Nonlinear Kernel Support Vector Machine with 0-1 Soft Margin Loss
This work addresses a specific bottleneck in machine learning for classification tasks, offering an incremental improvement by enabling kernel-based nonlinearity in a previously linear-only method.
The paper tackles the problem of extending the linear support vector machine with 0-1 soft margin loss to a nonlinear kernel form, proposing L0/1-KSVM, which achieves fewer support vectors while maintaining decent prediction accuracy compared to linear and other nonlinear SVM benchmarks.

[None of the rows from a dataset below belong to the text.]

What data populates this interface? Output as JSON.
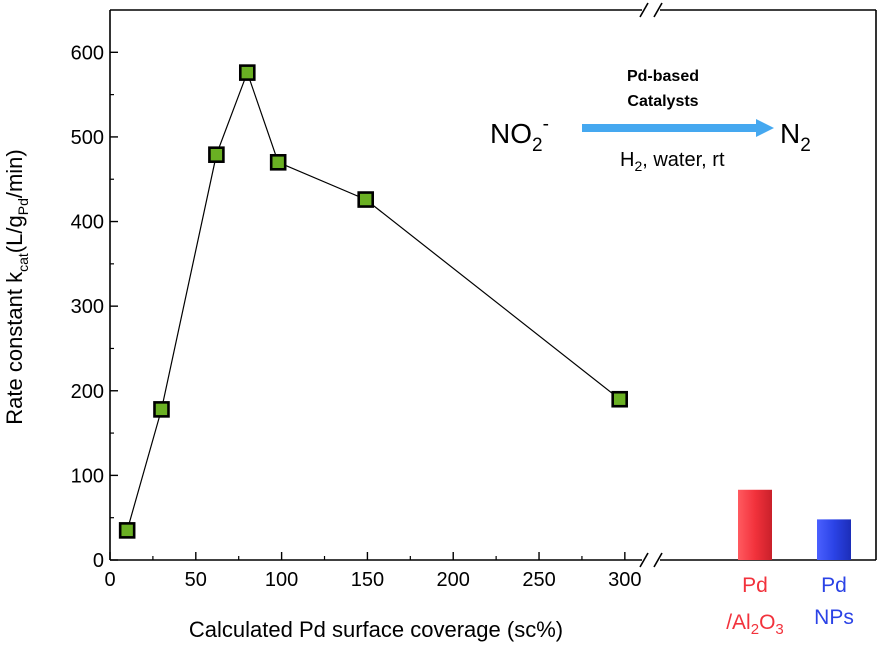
{
  "chart_data": {
    "type": "scatter",
    "xlabel": "Calculated Pd surface coverage (sc%)",
    "ylabel_main": "Rate constant k",
    "ylabel_sub1": "cat",
    "ylabel_mid": "(L/g",
    "ylabel_sub2": "Pd",
    "ylabel_end": "/min)",
    "xlim": [
      0,
      310
    ],
    "ylim": [
      0,
      650
    ],
    "xticks": [
      0,
      50,
      100,
      150,
      200,
      250,
      300
    ],
    "yticks": [
      0,
      100,
      200,
      300,
      400,
      500,
      600
    ],
    "series": [
      {
        "x": [
          10,
          30,
          62,
          80,
          98,
          149,
          297
        ],
        "y": [
          35,
          178,
          479,
          576,
          470,
          426,
          190
        ],
        "color": "#6ab023",
        "marker": "square",
        "connected": true
      }
    ],
    "reference_bars": [
      {
        "label_line1": "Pd",
        "label_line2_pre": "/Al",
        "label_line2_sub1": "2",
        "label_line2_mid": "O",
        "label_line2_sub2": "3",
        "value": 83,
        "color": "#f2323c"
      },
      {
        "label_line1": "Pd",
        "label_line2": "NPs",
        "value": 48,
        "color": "#2b43e6"
      }
    ],
    "annotation": {
      "reactant": "NO",
      "reactant_sub": "2",
      "reactant_sup": "-",
      "product": "N",
      "product_sub": "2",
      "catalyst_line1": "Pd-based",
      "catalyst_line2": "Catalysts",
      "conditions_pre": "H",
      "conditions_sub": "2",
      "conditions_post": ", water, rt",
      "arrow_color": "#45a8f0"
    }
  }
}
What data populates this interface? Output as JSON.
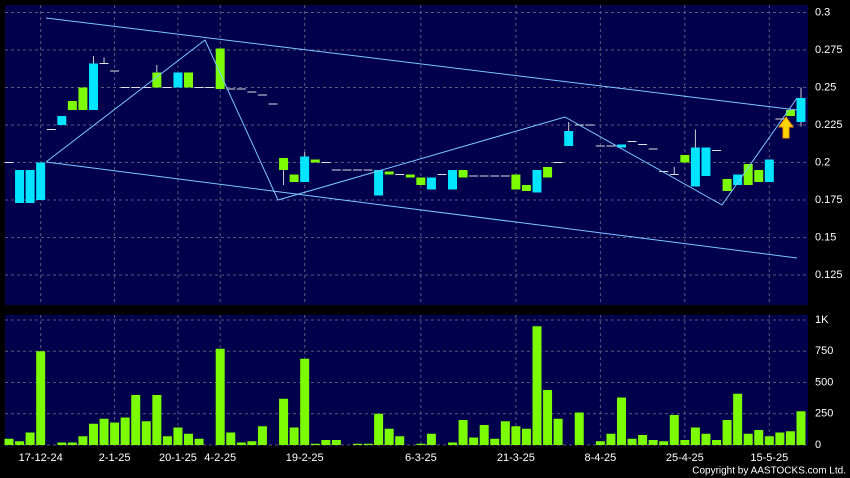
{
  "chart_data": {
    "type": "candlestick",
    "categories": [
      null,
      null,
      null,
      "17-12-24",
      null,
      null,
      null,
      null,
      null,
      null,
      "2-1-25",
      null,
      null,
      null,
      null,
      null,
      "20-1-25",
      null,
      null,
      null,
      "4-2-25",
      null,
      null,
      null,
      null,
      null,
      null,
      null,
      "19-2-25",
      null,
      null,
      null,
      null,
      null,
      null,
      null,
      null,
      null,
      null,
      "6-3-25",
      null,
      null,
      null,
      null,
      null,
      null,
      null,
      null,
      "21-3-25",
      null,
      null,
      null,
      null,
      null,
      null,
      null,
      "8-4-25",
      null,
      null,
      null,
      null,
      null,
      null,
      null,
      "25-4-25",
      null,
      null,
      null,
      null,
      null,
      null,
      null,
      "15-5-25",
      null,
      null,
      null
    ],
    "open": [
      0.2,
      0.195,
      0.195,
      0.2,
      0.222,
      0.231,
      0.235,
      0.235,
      0.266,
      0.266,
      0.261,
      0.25,
      0.25,
      0.25,
      0.25,
      0.25,
      0.26,
      0.25,
      0.25,
      0.25,
      0.249,
      0.249,
      0.249,
      0.247,
      0.245,
      0.239,
      0.195,
      0.187,
      0.204,
      0.2,
      0.2,
      0.195,
      0.195,
      0.195,
      0.195,
      0.195,
      0.192,
      0.192,
      0.19,
      0.185,
      0.19,
      0.192,
      0.195,
      0.19,
      0.191,
      0.191,
      0.191,
      0.191,
      0.182,
      0.181,
      0.195,
      0.19,
      0.2,
      0.221,
      0.225,
      0.225,
      0.211,
      0.211,
      0.212,
      0.214,
      0.212,
      0.209,
      0.194,
      0.192,
      0.2,
      0.21,
      0.21,
      0.208,
      0.181,
      0.192,
      0.185,
      0.187,
      0.202,
      0.229,
      0.231,
      0.243
    ],
    "high": [
      0.2,
      0.195,
      0.195,
      0.2,
      0.222,
      0.231,
      0.241,
      0.25,
      0.271,
      0.27,
      0.261,
      0.25,
      0.25,
      0.25,
      0.265,
      0.25,
      0.26,
      0.26,
      0.25,
      0.25,
      0.276,
      0.249,
      0.249,
      0.247,
      0.245,
      0.239,
      0.203,
      0.192,
      0.207,
      0.202,
      0.2,
      0.195,
      0.195,
      0.195,
      0.195,
      0.195,
      0.194,
      0.192,
      0.192,
      0.19,
      0.19,
      0.192,
      0.195,
      0.195,
      0.191,
      0.191,
      0.191,
      0.191,
      0.192,
      0.185,
      0.195,
      0.197,
      0.2,
      0.227,
      0.225,
      0.225,
      0.211,
      0.211,
      0.212,
      0.214,
      0.212,
      0.209,
      0.194,
      0.197,
      0.205,
      0.222,
      0.21,
      0.208,
      0.189,
      0.192,
      0.199,
      0.195,
      0.202,
      0.229,
      0.235,
      0.25
    ],
    "low": [
      0.2,
      0.173,
      0.173,
      0.175,
      0.222,
      0.225,
      0.235,
      0.235,
      0.235,
      0.266,
      0.261,
      0.25,
      0.25,
      0.25,
      0.25,
      0.25,
      0.25,
      0.25,
      0.25,
      0.25,
      0.249,
      0.249,
      0.249,
      0.247,
      0.245,
      0.239,
      0.185,
      0.187,
      0.187,
      0.2,
      0.2,
      0.195,
      0.195,
      0.195,
      0.195,
      0.178,
      0.192,
      0.192,
      0.19,
      0.185,
      0.182,
      0.192,
      0.182,
      0.19,
      0.191,
      0.191,
      0.191,
      0.191,
      0.182,
      0.181,
      0.18,
      0.19,
      0.2,
      0.211,
      0.225,
      0.225,
      0.211,
      0.211,
      0.21,
      0.214,
      0.212,
      0.209,
      0.194,
      0.192,
      0.2,
      0.184,
      0.191,
      0.208,
      0.181,
      0.185,
      0.185,
      0.187,
      0.187,
      0.229,
      0.231,
      0.224
    ],
    "close": [
      0.2,
      0.173,
      0.173,
      0.175,
      0.222,
      0.225,
      0.241,
      0.25,
      0.235,
      0.266,
      0.261,
      0.25,
      0.25,
      0.25,
      0.26,
      0.25,
      0.25,
      0.26,
      0.25,
      0.25,
      0.276,
      0.249,
      0.249,
      0.247,
      0.245,
      0.239,
      0.203,
      0.192,
      0.187,
      0.202,
      0.2,
      0.195,
      0.195,
      0.195,
      0.195,
      0.178,
      0.194,
      0.192,
      0.192,
      0.19,
      0.182,
      0.192,
      0.182,
      0.195,
      0.191,
      0.191,
      0.191,
      0.191,
      0.192,
      0.185,
      0.18,
      0.197,
      0.2,
      0.211,
      0.225,
      0.225,
      0.211,
      0.211,
      0.21,
      0.214,
      0.212,
      0.209,
      0.194,
      0.192,
      0.205,
      0.184,
      0.191,
      0.208,
      0.189,
      0.185,
      0.199,
      0.195,
      0.187,
      0.229,
      0.235,
      0.227
    ],
    "volume": [
      50,
      30,
      100,
      750,
      0,
      20,
      20,
      70,
      170,
      210,
      180,
      220,
      400,
      190,
      400,
      70,
      140,
      90,
      50,
      0,
      770,
      100,
      20,
      30,
      150,
      0,
      370,
      140,
      690,
      10,
      40,
      40,
      0,
      10,
      10,
      250,
      130,
      70,
      0,
      10,
      90,
      0,
      20,
      200,
      60,
      160,
      50,
      190,
      150,
      130,
      950,
      440,
      210,
      0,
      260,
      0,
      30,
      90,
      380,
      50,
      80,
      40,
      30,
      240,
      40,
      140,
      90,
      40,
      200,
      410,
      90,
      120,
      70,
      100,
      110,
      270
    ],
    "up_color": "#7cfc00",
    "down_color": "#00e5ff",
    "volume_color": "#7cfc00",
    "ylim": [
      0.105,
      0.305
    ],
    "yticks": [
      0.125,
      0.15,
      0.175,
      0.2,
      0.225,
      0.25,
      0.275,
      0.3
    ],
    "volume_ylim": [
      0,
      1040
    ],
    "volume_yticks": [
      0,
      250,
      500,
      750,
      {
        "value": 1000,
        "label": "1K"
      }
    ],
    "grid": true,
    "copyright": "Copyright by AASTOCKS.com Ltd."
  }
}
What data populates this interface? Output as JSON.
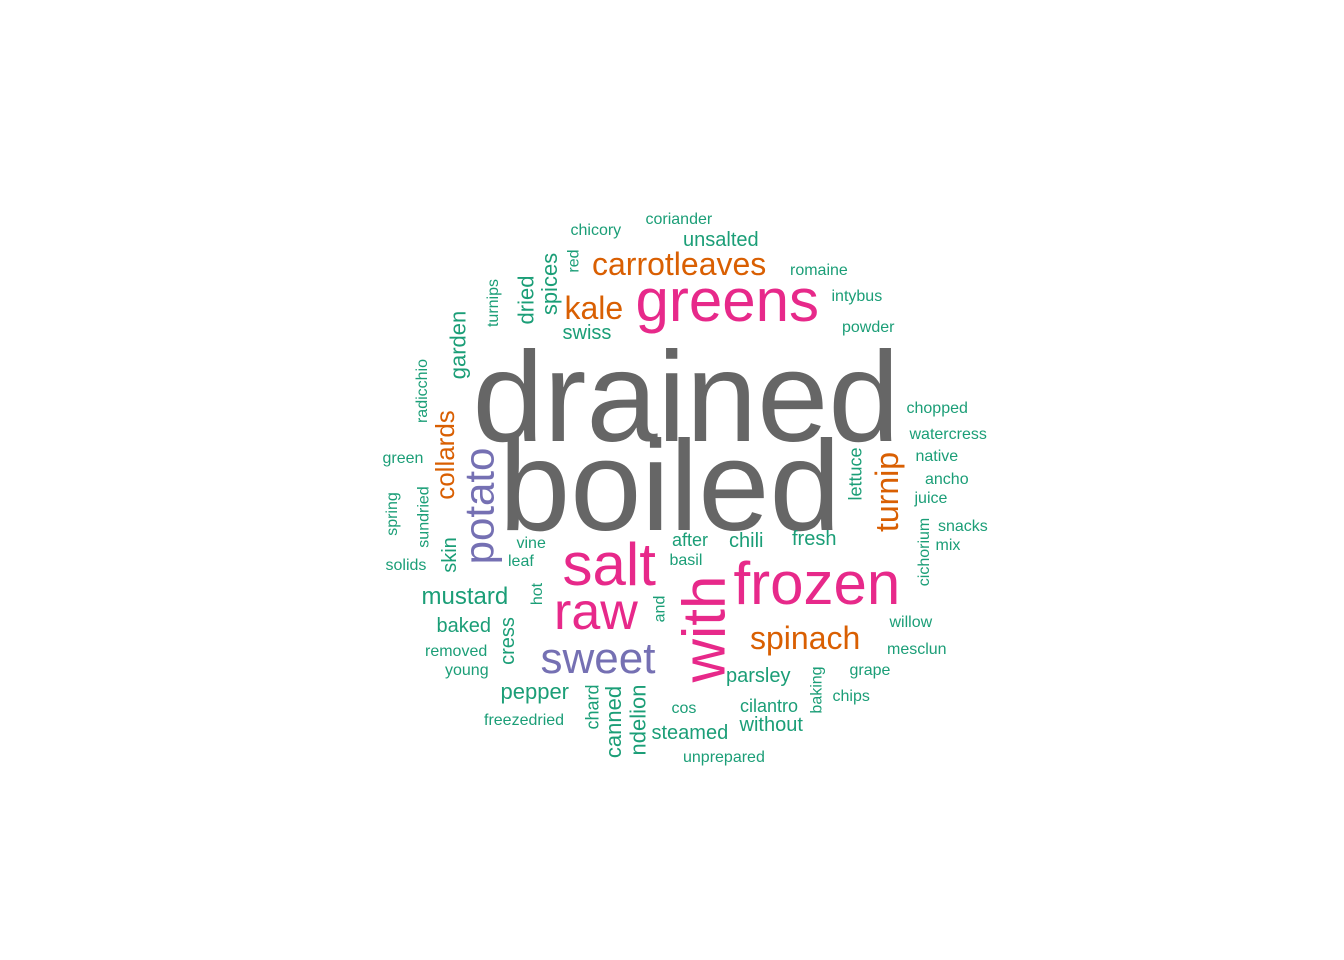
{
  "palette": {
    "gray": "#666666",
    "pink": "#E7298A",
    "purple": "#7570B3",
    "orange": "#D95F02",
    "teal": "#1B9E77"
  },
  "words": [
    {
      "text": "drained",
      "color": "gray"
    },
    {
      "text": "boiled",
      "color": "gray"
    },
    {
      "text": "greens",
      "color": "pink"
    },
    {
      "text": "salt",
      "color": "pink"
    },
    {
      "text": "frozen",
      "color": "pink"
    },
    {
      "text": "raw",
      "color": "pink"
    },
    {
      "text": "with",
      "color": "pink"
    },
    {
      "text": "sweet",
      "color": "purple"
    },
    {
      "text": "potato",
      "color": "purple"
    },
    {
      "text": "carrotleaves",
      "color": "orange"
    },
    {
      "text": "kale",
      "color": "orange"
    },
    {
      "text": "spinach",
      "color": "orange"
    },
    {
      "text": "turnip",
      "color": "orange"
    },
    {
      "text": "collards",
      "color": "orange"
    },
    {
      "text": "coriander",
      "color": "teal"
    },
    {
      "text": "chicory",
      "color": "teal"
    },
    {
      "text": "unsalted",
      "color": "teal"
    },
    {
      "text": "romaine",
      "color": "teal"
    },
    {
      "text": "intybus",
      "color": "teal"
    },
    {
      "text": "powder",
      "color": "teal"
    },
    {
      "text": "red",
      "color": "teal"
    },
    {
      "text": "spices",
      "color": "teal"
    },
    {
      "text": "dried",
      "color": "teal"
    },
    {
      "text": "turnips",
      "color": "teal"
    },
    {
      "text": "swiss",
      "color": "teal"
    },
    {
      "text": "garden",
      "color": "teal"
    },
    {
      "text": "radicchio",
      "color": "teal"
    },
    {
      "text": "chopped",
      "color": "teal"
    },
    {
      "text": "watercress",
      "color": "teal"
    },
    {
      "text": "native",
      "color": "teal"
    },
    {
      "text": "ancho",
      "color": "teal"
    },
    {
      "text": "juice",
      "color": "teal"
    },
    {
      "text": "snacks",
      "color": "teal"
    },
    {
      "text": "mix",
      "color": "teal"
    },
    {
      "text": "cichorium",
      "color": "teal"
    },
    {
      "text": "lettuce",
      "color": "teal"
    },
    {
      "text": "green",
      "color": "teal"
    },
    {
      "text": "spring",
      "color": "teal"
    },
    {
      "text": "sundried",
      "color": "teal"
    },
    {
      "text": "solids",
      "color": "teal"
    },
    {
      "text": "skin",
      "color": "teal"
    },
    {
      "text": "vine",
      "color": "teal"
    },
    {
      "text": "leaf",
      "color": "teal"
    },
    {
      "text": "after",
      "color": "teal"
    },
    {
      "text": "basil",
      "color": "teal"
    },
    {
      "text": "chili",
      "color": "teal"
    },
    {
      "text": "fresh",
      "color": "teal"
    },
    {
      "text": "mustard",
      "color": "teal"
    },
    {
      "text": "hot",
      "color": "teal"
    },
    {
      "text": "baked",
      "color": "teal"
    },
    {
      "text": "cress",
      "color": "teal"
    },
    {
      "text": "removed",
      "color": "teal"
    },
    {
      "text": "young",
      "color": "teal"
    },
    {
      "text": "and",
      "color": "teal"
    },
    {
      "text": "willow",
      "color": "teal"
    },
    {
      "text": "mesclun",
      "color": "teal"
    },
    {
      "text": "grape",
      "color": "teal"
    },
    {
      "text": "parsley",
      "color": "teal"
    },
    {
      "text": "baking",
      "color": "teal"
    },
    {
      "text": "chips",
      "color": "teal"
    },
    {
      "text": "pepper",
      "color": "teal"
    },
    {
      "text": "chard",
      "color": "teal"
    },
    {
      "text": "canned",
      "color": "teal"
    },
    {
      "text": "ndelion",
      "color": "teal"
    },
    {
      "text": "cos",
      "color": "teal"
    },
    {
      "text": "cilantro",
      "color": "teal"
    },
    {
      "text": "without",
      "color": "teal"
    },
    {
      "text": "steamed",
      "color": "teal"
    },
    {
      "text": "freezedried",
      "color": "teal"
    },
    {
      "text": "unprepared",
      "color": "teal"
    }
  ]
}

Recent advance on linear support vector machine with the 0-1 soft margin loss ($L_{0/1}$-SVM) shows that the 0-1 loss problem can be solved directly. However, its theoretical and algorithmic requirements restrict us extending the linear solving framework to its nonlinear kernel form directly, the absence of explicit expression of Lagrangian dual function of $L_{0/1}$-SVM is one big deficiency among of them. In this paper, by applying the nonparametric representation theorem, we propose a nonlinear model for support vector machine with 0-1 soft margin loss, called $L_{0/1}$-KSVM, which cunningly involves the kernel technique into it and more importantly, follows the success on systematically solving its linear task. Its optimal condition is explored theoretically and a working set selection alternating direction method of multipliers (ADMM) algorithm is introduced to acquire its numerical solution. Moreover, we firstly present a closed-form definition to the support vector (SV) of $L_{0/1}$-KSVM. Theoretically, we prove that all SVs of $L_{0/1}$-KSVM are only located on the parallel decision surfaces. The experiment part also shows that $L_{0/1}$-KSVM has much fewer SVs, simultaneously with a decent predicting accuracy, when comparing to its linear peer $L_{0/1}$-SVM and the other six nonlinear benchmark SVM classifiers.